Advice-generator-app with - Vanilla JS

#sass/scss
Stevan-Dev 330

@Stv-devl

Desktop design screenshot for the Advice generator app coding challenge

This is a solution for...

  • HTML
  • CSS
  • JS
  • API
2junior
View challenge

Design comparison


SolutionDesign

Solution retrospective


Training APY with advice generator, using Fetch. I also add a green loader.

Community feedback

P

@andreasremdt

Posted

Hey @Stv-devl,

Great job finishing the challenge! I went through your solution and code and found it working nicely! There are a couple of improvements I can suggest, feel free to implement them or not :-)

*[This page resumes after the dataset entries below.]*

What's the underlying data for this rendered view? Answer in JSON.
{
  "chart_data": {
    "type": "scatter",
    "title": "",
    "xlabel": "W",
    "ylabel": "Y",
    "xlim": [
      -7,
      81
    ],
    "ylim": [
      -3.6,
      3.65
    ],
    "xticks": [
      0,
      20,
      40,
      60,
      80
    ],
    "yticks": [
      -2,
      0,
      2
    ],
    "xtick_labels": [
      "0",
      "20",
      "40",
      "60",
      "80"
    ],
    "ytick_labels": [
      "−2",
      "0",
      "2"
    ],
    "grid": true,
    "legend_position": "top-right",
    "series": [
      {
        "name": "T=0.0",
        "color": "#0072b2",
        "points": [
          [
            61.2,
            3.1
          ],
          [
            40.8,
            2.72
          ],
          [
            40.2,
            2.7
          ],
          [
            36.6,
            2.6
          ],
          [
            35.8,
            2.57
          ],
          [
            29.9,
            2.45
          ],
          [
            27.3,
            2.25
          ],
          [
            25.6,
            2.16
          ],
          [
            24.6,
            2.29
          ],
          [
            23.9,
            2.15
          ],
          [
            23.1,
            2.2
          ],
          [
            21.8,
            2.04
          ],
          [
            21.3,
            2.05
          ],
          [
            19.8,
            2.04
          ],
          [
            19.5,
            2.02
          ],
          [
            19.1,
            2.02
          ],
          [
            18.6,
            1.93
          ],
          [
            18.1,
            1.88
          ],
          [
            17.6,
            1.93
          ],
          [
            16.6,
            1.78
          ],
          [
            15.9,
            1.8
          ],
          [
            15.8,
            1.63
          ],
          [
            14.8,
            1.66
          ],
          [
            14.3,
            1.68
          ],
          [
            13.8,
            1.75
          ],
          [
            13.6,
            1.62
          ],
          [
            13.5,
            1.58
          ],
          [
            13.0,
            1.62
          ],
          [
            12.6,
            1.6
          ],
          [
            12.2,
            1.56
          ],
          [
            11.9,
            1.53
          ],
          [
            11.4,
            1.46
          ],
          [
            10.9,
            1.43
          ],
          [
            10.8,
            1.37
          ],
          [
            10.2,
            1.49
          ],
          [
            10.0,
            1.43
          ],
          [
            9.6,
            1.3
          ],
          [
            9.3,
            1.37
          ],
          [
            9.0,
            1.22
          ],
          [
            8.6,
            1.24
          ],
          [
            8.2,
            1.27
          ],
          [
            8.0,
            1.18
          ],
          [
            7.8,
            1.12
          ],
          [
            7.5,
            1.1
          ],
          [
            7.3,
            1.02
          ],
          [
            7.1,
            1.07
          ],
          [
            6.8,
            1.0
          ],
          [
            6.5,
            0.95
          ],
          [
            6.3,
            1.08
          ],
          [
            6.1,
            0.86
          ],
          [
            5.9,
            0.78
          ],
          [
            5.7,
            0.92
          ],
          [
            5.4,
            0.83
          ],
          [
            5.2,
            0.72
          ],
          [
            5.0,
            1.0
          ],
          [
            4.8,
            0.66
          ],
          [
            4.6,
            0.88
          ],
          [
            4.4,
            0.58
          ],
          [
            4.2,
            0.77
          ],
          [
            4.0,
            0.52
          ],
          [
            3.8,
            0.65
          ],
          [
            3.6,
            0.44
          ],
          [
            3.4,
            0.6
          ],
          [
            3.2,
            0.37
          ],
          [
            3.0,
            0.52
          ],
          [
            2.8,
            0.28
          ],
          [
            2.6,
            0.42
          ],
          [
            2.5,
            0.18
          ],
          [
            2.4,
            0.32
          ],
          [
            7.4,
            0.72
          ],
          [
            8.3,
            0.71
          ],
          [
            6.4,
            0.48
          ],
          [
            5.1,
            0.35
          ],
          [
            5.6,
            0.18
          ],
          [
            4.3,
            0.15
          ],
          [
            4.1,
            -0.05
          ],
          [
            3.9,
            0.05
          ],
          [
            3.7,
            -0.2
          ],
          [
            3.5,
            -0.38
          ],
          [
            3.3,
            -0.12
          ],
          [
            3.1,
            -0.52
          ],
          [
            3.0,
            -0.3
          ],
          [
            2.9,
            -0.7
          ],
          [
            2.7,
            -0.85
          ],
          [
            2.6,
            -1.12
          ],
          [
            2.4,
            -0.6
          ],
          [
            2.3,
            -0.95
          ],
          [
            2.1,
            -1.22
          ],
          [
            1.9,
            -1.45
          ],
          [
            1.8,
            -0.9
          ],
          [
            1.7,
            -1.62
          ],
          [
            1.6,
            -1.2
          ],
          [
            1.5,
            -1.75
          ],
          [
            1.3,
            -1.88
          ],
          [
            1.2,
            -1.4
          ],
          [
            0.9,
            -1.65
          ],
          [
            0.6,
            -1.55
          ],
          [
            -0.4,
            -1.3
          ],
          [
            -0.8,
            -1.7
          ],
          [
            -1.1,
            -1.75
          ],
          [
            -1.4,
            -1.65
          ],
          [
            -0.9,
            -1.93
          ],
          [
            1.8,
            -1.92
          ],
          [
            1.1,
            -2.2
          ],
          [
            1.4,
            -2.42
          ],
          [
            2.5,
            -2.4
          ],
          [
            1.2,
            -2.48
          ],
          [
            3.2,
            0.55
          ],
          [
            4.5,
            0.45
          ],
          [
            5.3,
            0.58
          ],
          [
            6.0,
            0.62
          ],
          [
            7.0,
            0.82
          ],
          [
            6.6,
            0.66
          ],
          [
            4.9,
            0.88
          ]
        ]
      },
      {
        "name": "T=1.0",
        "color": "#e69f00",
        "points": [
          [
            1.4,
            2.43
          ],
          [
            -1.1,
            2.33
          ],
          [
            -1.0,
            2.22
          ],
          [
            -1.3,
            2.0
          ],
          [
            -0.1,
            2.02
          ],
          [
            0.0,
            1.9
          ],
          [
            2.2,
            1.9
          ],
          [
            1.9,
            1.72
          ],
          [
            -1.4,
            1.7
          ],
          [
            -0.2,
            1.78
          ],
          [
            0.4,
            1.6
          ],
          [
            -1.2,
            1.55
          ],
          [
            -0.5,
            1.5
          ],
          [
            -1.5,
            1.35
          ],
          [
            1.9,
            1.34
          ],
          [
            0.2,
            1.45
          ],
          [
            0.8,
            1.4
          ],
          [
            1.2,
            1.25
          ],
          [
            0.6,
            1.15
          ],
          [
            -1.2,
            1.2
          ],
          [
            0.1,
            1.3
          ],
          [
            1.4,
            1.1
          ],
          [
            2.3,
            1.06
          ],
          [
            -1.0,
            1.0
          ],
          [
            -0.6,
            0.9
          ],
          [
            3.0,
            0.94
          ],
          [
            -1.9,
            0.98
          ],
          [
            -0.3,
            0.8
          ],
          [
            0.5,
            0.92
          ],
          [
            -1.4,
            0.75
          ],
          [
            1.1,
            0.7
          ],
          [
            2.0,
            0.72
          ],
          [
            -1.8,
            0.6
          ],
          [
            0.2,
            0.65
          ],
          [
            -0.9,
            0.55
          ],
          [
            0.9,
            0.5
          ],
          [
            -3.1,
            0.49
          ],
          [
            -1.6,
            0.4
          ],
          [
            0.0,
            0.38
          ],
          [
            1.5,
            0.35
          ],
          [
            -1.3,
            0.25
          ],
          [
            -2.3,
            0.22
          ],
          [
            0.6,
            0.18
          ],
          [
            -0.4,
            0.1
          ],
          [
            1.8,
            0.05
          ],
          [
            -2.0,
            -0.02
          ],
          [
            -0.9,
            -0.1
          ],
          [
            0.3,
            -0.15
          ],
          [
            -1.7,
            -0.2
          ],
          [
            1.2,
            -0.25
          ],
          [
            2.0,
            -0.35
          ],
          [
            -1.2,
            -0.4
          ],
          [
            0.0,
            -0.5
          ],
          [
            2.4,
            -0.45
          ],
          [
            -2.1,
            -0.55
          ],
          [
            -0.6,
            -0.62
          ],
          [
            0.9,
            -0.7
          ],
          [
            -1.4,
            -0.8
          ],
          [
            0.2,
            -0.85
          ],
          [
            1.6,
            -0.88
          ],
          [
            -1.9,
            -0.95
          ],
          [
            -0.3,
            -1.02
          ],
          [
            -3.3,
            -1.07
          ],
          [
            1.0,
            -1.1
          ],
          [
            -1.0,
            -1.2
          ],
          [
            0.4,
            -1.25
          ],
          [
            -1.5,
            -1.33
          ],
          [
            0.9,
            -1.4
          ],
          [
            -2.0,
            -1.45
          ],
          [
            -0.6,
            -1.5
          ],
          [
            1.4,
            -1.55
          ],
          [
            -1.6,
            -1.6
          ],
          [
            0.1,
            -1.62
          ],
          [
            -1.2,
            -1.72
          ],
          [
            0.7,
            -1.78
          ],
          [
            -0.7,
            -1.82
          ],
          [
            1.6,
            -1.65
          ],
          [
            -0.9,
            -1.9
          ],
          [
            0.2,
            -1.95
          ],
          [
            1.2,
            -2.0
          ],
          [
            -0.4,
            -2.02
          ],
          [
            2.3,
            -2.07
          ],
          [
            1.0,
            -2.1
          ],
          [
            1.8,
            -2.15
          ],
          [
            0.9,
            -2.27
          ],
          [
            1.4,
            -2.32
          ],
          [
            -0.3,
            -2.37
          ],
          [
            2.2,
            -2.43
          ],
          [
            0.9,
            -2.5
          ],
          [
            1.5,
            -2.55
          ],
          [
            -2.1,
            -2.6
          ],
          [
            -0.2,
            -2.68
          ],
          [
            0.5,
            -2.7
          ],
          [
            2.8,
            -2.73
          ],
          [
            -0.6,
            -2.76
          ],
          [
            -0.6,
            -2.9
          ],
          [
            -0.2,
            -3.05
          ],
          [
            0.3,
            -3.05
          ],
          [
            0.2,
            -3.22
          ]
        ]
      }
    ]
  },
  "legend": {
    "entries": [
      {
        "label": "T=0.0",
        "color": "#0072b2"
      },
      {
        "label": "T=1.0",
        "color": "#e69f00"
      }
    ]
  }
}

  • The dice button .switch-advice is not a real button, but a div element. This hurts your accessibility, because div elements are not meant to be interactive. Whenever a user should be able to click on something, use either a button for programmable actions (like in this case displaying the next advice), or an a element for visiting another page. Right now, screen reader users wouldn't be able to interact with your app, nor would keyboard-only users since the "button" is not focusable.
  • I like that you used an h1 for the heading, but you don't have to write "ADVICE" in all uppercase. It's better to rely on CSS and text-transform: uppercase. Else, if this page was indexed by any search engine, it would display your page title in uppercase, which you might not want.
  • The separator is an img element with alt="img1" as an attribute. While this works, it can certainly be improved. You could consider using an hr element instead and apply the SVG via background-image, this would be the most semantically correct version. Or, if you want to stick to the img, then it's best set your alt text to alt="" and add aria-hidden="true" as an addtional attribute. The reason being is that screen readers or search engines don't need to care about your separator, it's solely for layout purposes. An image should only have an alt description if it's important content, like the banner image to a blog post. But here, screen readers and other assistive technologies can skip over it.
  • Similarly, your dice button also uses the img element with alt="img2", which is not really accessible. First, "img2" is not a descriptive name, especially blind people can only guess what this image is about without a proper description. Second, your button doesn't have any action label, letting users of assistive technologies clueless to what it does. To fix it, you could add title="Display next advice" to the button and add aria-hidden="true" to the image inside. Screen readers will then read "Display next advice" whenever the user interacts with it.

I like your JavaScript, it's clean and straight-forward. Also, cool spinner! Hope this helps, let me know if you have any questions :-)

Marked as helpful

0

Stevan-Dev 330

@Stv-devl

Posted

@andreasremdt Thank you for Html advice, it's always good to take.